Cosi Fan Tutte - Amour Moderne à l’Opéra de Massy
Après Les Noces de Figaro en 1786 et Don Giovanni en 1787, Cosi Fan Tutte est la dernière œuvre dans la collaboration entre Mozart et le librettiste Da Ponte. L’histoire proposée est assez osée pour l’époque : les auteurs remettent en question la fidélité, autant masculine que féminine.
Responsables de la mise en scène et des lumières, Frédéric Roels et ses assistants Nathalie Gendrot et Eric Lacourt, dirigent le spectateur vers une relecture de l’œuvre. Coupant certains passages de récitatifs afin de l’adapter au propos ou au décor, l’histoire est dès lors différente. En effet, les deux sœurs reconnaissent leurs fiancés, déguisés en "Turques" modernes après leur avoir annoncé qu’ils partaient en guerre, mais elles continuent de jouer le jeu. Poussées par l’ennui, elles sont amusées de se prendre à cette aventure amoureuse. Un grand jeu libertin dont tous les protagonistes sont complices commence et dévoile petit à petit les limites sentimentales de l'être humain. Une mise en scène osée, mais qui représente un Cosi Fan Tutte d’aujourd’hui où les femmes sont plus libres d’aimer. Mais s’agirait-il d’un amour superficiel ?
Cosi Fan Tutte de Mozart à Rouen (© JPouget)
Les décors de Bruno De Lavenère sont assez minimalistes au premier acte avec quelques canapés et un miroir. Puis, tombe des cintres un petit jardin, comme un paradis terrestre. Les costumes choisis par Lionel Lesire passent de tons ennuyeux à des styles comiques en passant par la séduction. Ceux de Ferrando et Guglielmo déguisés sont de couleur fluo (avec un petit air de racailles). Dorabella et Fiordiligi, montrent au fur et à mesure leur féminité à travers des robes moulantes puis des sous-vêtements risqués, l'ensemble recouvert également de fluo.

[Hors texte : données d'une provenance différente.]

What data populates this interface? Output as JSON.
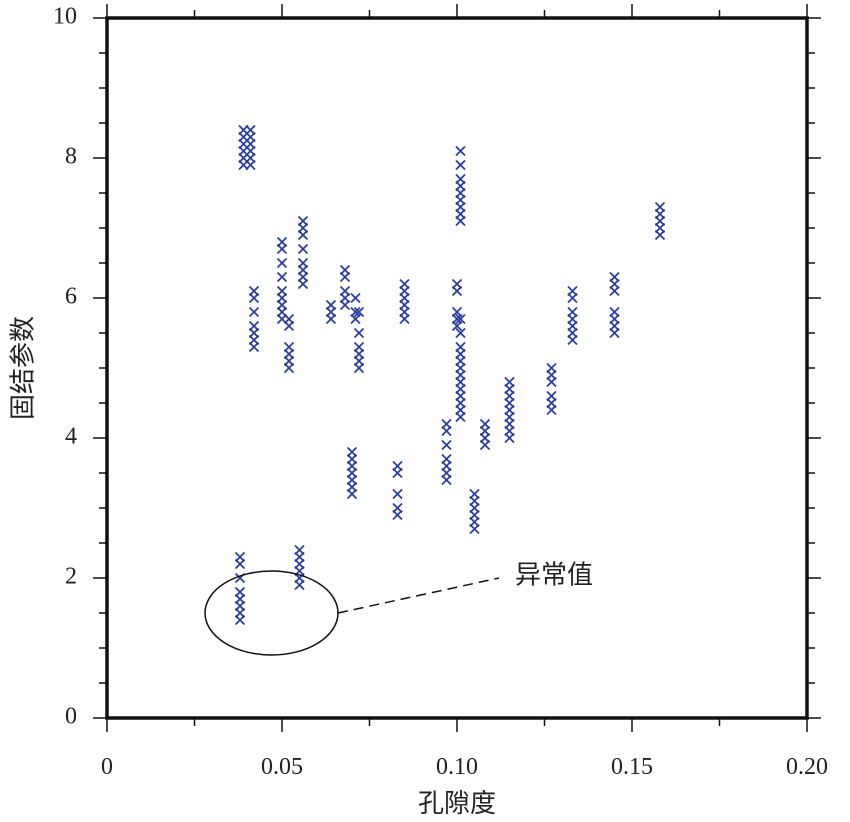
{
  "chart_data": {
    "type": "scatter",
    "title": "",
    "xlabel": "孔隙度",
    "ylabel": "固结参数",
    "xlim": [
      0,
      0.2
    ],
    "ylim": [
      0,
      10
    ],
    "x_ticks": [
      0,
      0.05,
      0.1,
      0.15,
      0.2
    ],
    "x_tick_labels": [
      "0",
      "0.05",
      "0.10",
      "0.15",
      "0.20"
    ],
    "y_ticks": [
      0,
      2,
      4,
      6,
      8,
      10
    ],
    "y_tick_labels": [
      "0",
      "2",
      "4",
      "6",
      "8",
      "10"
    ],
    "grid": false,
    "marker": "x",
    "colors": {
      "marker": "#2b3e9e",
      "axes": "#111111"
    },
    "series": [
      {
        "points": [
          [
            0.038,
            2.3
          ],
          [
            0.038,
            2.2
          ],
          [
            0.038,
            2.0
          ],
          [
            0.038,
            1.8
          ],
          [
            0.038,
            1.7
          ],
          [
            0.038,
            1.6
          ],
          [
            0.038,
            1.5
          ],
          [
            0.038,
            1.4
          ],
          [
            0.055,
            2.4
          ],
          [
            0.055,
            2.3
          ],
          [
            0.055,
            2.2
          ],
          [
            0.055,
            2.1
          ],
          [
            0.055,
            2.0
          ],
          [
            0.055,
            1.9
          ],
          [
            0.039,
            8.4
          ],
          [
            0.039,
            8.3
          ],
          [
            0.039,
            8.2
          ],
          [
            0.039,
            8.1
          ],
          [
            0.039,
            8.0
          ],
          [
            0.039,
            7.9
          ],
          [
            0.041,
            8.4
          ],
          [
            0.041,
            8.3
          ],
          [
            0.041,
            8.2
          ],
          [
            0.041,
            8.1
          ],
          [
            0.041,
            8.0
          ],
          [
            0.041,
            7.9
          ],
          [
            0.042,
            6.1
          ],
          [
            0.042,
            6.0
          ],
          [
            0.042,
            5.8
          ],
          [
            0.042,
            5.6
          ],
          [
            0.042,
            5.5
          ],
          [
            0.042,
            5.4
          ],
          [
            0.042,
            5.3
          ],
          [
            0.05,
            6.8
          ],
          [
            0.05,
            6.7
          ],
          [
            0.05,
            6.5
          ],
          [
            0.05,
            6.3
          ],
          [
            0.05,
            6.1
          ],
          [
            0.05,
            6.0
          ],
          [
            0.05,
            5.9
          ],
          [
            0.05,
            5.8
          ],
          [
            0.05,
            5.7
          ],
          [
            0.052,
            5.7
          ],
          [
            0.052,
            5.6
          ],
          [
            0.052,
            5.3
          ],
          [
            0.052,
            5.2
          ],
          [
            0.052,
            5.1
          ],
          [
            0.052,
            5.0
          ],
          [
            0.056,
            7.1
          ],
          [
            0.056,
            7.0
          ],
          [
            0.056,
            6.9
          ],
          [
            0.056,
            6.7
          ],
          [
            0.056,
            6.5
          ],
          [
            0.056,
            6.4
          ],
          [
            0.056,
            6.3
          ],
          [
            0.056,
            6.2
          ],
          [
            0.064,
            5.9
          ],
          [
            0.064,
            5.8
          ],
          [
            0.064,
            5.7
          ],
          [
            0.068,
            6.4
          ],
          [
            0.068,
            6.3
          ],
          [
            0.068,
            6.1
          ],
          [
            0.068,
            6.0
          ],
          [
            0.068,
            5.9
          ],
          [
            0.071,
            6.0
          ],
          [
            0.071,
            5.8
          ],
          [
            0.071,
            5.7
          ],
          [
            0.072,
            5.8
          ],
          [
            0.072,
            5.5
          ],
          [
            0.072,
            5.3
          ],
          [
            0.072,
            5.2
          ],
          [
            0.072,
            5.1
          ],
          [
            0.072,
            5.0
          ],
          [
            0.07,
            3.8
          ],
          [
            0.07,
            3.7
          ],
          [
            0.07,
            3.6
          ],
          [
            0.07,
            3.5
          ],
          [
            0.07,
            3.4
          ],
          [
            0.07,
            3.3
          ],
          [
            0.07,
            3.2
          ],
          [
            0.083,
            3.6
          ],
          [
            0.083,
            3.5
          ],
          [
            0.083,
            3.2
          ],
          [
            0.083,
            3.0
          ],
          [
            0.083,
            2.9
          ],
          [
            0.085,
            6.2
          ],
          [
            0.085,
            6.1
          ],
          [
            0.085,
            6.0
          ],
          [
            0.085,
            5.9
          ],
          [
            0.085,
            5.8
          ],
          [
            0.085,
            5.7
          ],
          [
            0.097,
            4.2
          ],
          [
            0.097,
            4.1
          ],
          [
            0.097,
            3.9
          ],
          [
            0.097,
            3.7
          ],
          [
            0.097,
            3.6
          ],
          [
            0.097,
            3.5
          ],
          [
            0.097,
            3.4
          ],
          [
            0.1,
            6.2
          ],
          [
            0.1,
            6.1
          ],
          [
            0.1,
            5.8
          ],
          [
            0.1,
            5.7
          ],
          [
            0.1,
            5.6
          ],
          [
            0.101,
            8.1
          ],
          [
            0.101,
            7.9
          ],
          [
            0.101,
            7.7
          ],
          [
            0.101,
            7.6
          ],
          [
            0.101,
            7.5
          ],
          [
            0.101,
            7.4
          ],
          [
            0.101,
            7.3
          ],
          [
            0.101,
            7.2
          ],
          [
            0.101,
            7.1
          ],
          [
            0.101,
            5.7
          ],
          [
            0.101,
            5.5
          ],
          [
            0.101,
            5.3
          ],
          [
            0.101,
            5.2
          ],
          [
            0.101,
            5.1
          ],
          [
            0.101,
            5.0
          ],
          [
            0.101,
            4.9
          ],
          [
            0.101,
            4.8
          ],
          [
            0.101,
            4.7
          ],
          [
            0.101,
            4.6
          ],
          [
            0.101,
            4.5
          ],
          [
            0.101,
            4.4
          ],
          [
            0.101,
            4.3
          ],
          [
            0.105,
            3.2
          ],
          [
            0.105,
            3.1
          ],
          [
            0.105,
            3.0
          ],
          [
            0.105,
            2.9
          ],
          [
            0.105,
            2.8
          ],
          [
            0.105,
            2.7
          ],
          [
            0.108,
            4.2
          ],
          [
            0.108,
            4.1
          ],
          [
            0.108,
            4.0
          ],
          [
            0.108,
            3.9
          ],
          [
            0.115,
            4.8
          ],
          [
            0.115,
            4.7
          ],
          [
            0.115,
            4.6
          ],
          [
            0.115,
            4.5
          ],
          [
            0.115,
            4.4
          ],
          [
            0.115,
            4.3
          ],
          [
            0.115,
            4.2
          ],
          [
            0.115,
            4.1
          ],
          [
            0.115,
            4.0
          ],
          [
            0.127,
            5.0
          ],
          [
            0.127,
            4.9
          ],
          [
            0.127,
            4.8
          ],
          [
            0.127,
            4.6
          ],
          [
            0.127,
            4.5
          ],
          [
            0.127,
            4.4
          ],
          [
            0.133,
            6.1
          ],
          [
            0.133,
            6.0
          ],
          [
            0.133,
            5.8
          ],
          [
            0.133,
            5.7
          ],
          [
            0.133,
            5.6
          ],
          [
            0.133,
            5.5
          ],
          [
            0.133,
            5.4
          ],
          [
            0.145,
            6.3
          ],
          [
            0.145,
            6.2
          ],
          [
            0.145,
            6.1
          ],
          [
            0.145,
            5.8
          ],
          [
            0.145,
            5.7
          ],
          [
            0.145,
            5.6
          ],
          [
            0.145,
            5.5
          ],
          [
            0.158,
            7.3
          ],
          [
            0.158,
            7.2
          ],
          [
            0.158,
            7.1
          ],
          [
            0.158,
            7.0
          ],
          [
            0.158,
            6.9
          ]
        ]
      }
    ],
    "annotations": [
      {
        "text": "异常值",
        "ellipse_center": [
          0.047,
          1.5
        ],
        "ellipse_rx": 0.019,
        "ellipse_ry": 0.6,
        "leader_to": [
          0.112,
          2.0
        ]
      }
    ]
  }
}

L’Orchestre de l'Opéra de Massy, dirigé par Dominique Rouits, respecte la partition mozartienne à l'exception de quelques coupures dans les récitatifs. Dans le rôle de la sensible et plaignante Fiordiligi, la soprano canadienne Sasha Djihanian est convaincante dans son jeu. Invitée par l’Opéra de Massy dans le cadre des rencontres internationales des "Jeunes Ambassadeurs Lyriques de Montréal", elle mène l’auditeur dans le fond de sa pensée. Le public est épris dans son air "Per Pietà Ben Mio Perdona". La voix est souple, ronde et chaleureusement projetée, bien qu'une faiblesse se ressente dans les aigus. La mezzo-soprano Violette Polchi marque une Dorabella joueuse et fine, se donnant plus volontiers au jeu sentimental. Peu à peu, la liberté l’envahit et s’empare de ce personnage un peu soumise à sa sœur au début. Claire, fluide et légère, la voix est assurée mais réservée lors de certains passages. Ferrando est chanté par le ténor Blagoj Nacoski. Malgré son expression timide, la voix est présente et claire. Le baryton Mathieu Gardon est un Guglielmo téméraire. Mal à l'aise dans la projection, il dispose pourtant d'une voix prometteuse. L’amusante et coquine servante Despina est interprétée par la soprano colorature Amélie Robins. À l’aise avec son personnage, elle n’hésite pas à être audacieuse autant dans son rôle de servante que dans ses rôles déguisés. Coupable de la mascarade, Don Alfonso est un personnage solennel jouant le jeu jusqu’au bout. La voix du baryton Simone Del Savio est profonde, remplie de couleurs et agréable à écouter. Enfin, les quelques apparitions du Chœur, ici la compagnie Chœur en Scène, sont très plaisantes. Ils se montrent professionnels sur scène mais aussi sur le côté, regardant l’opéra, comme des spectateurs.
Cosi Fan Tutte de Mozart à Rouen (© JPouget)
Cette version d'un chef-d’œuvre marque un changement d’époque et peut être considérée comme une éducation sentimentale de notre temps, les couples se cherchant, s'essayant et testant leurs limites.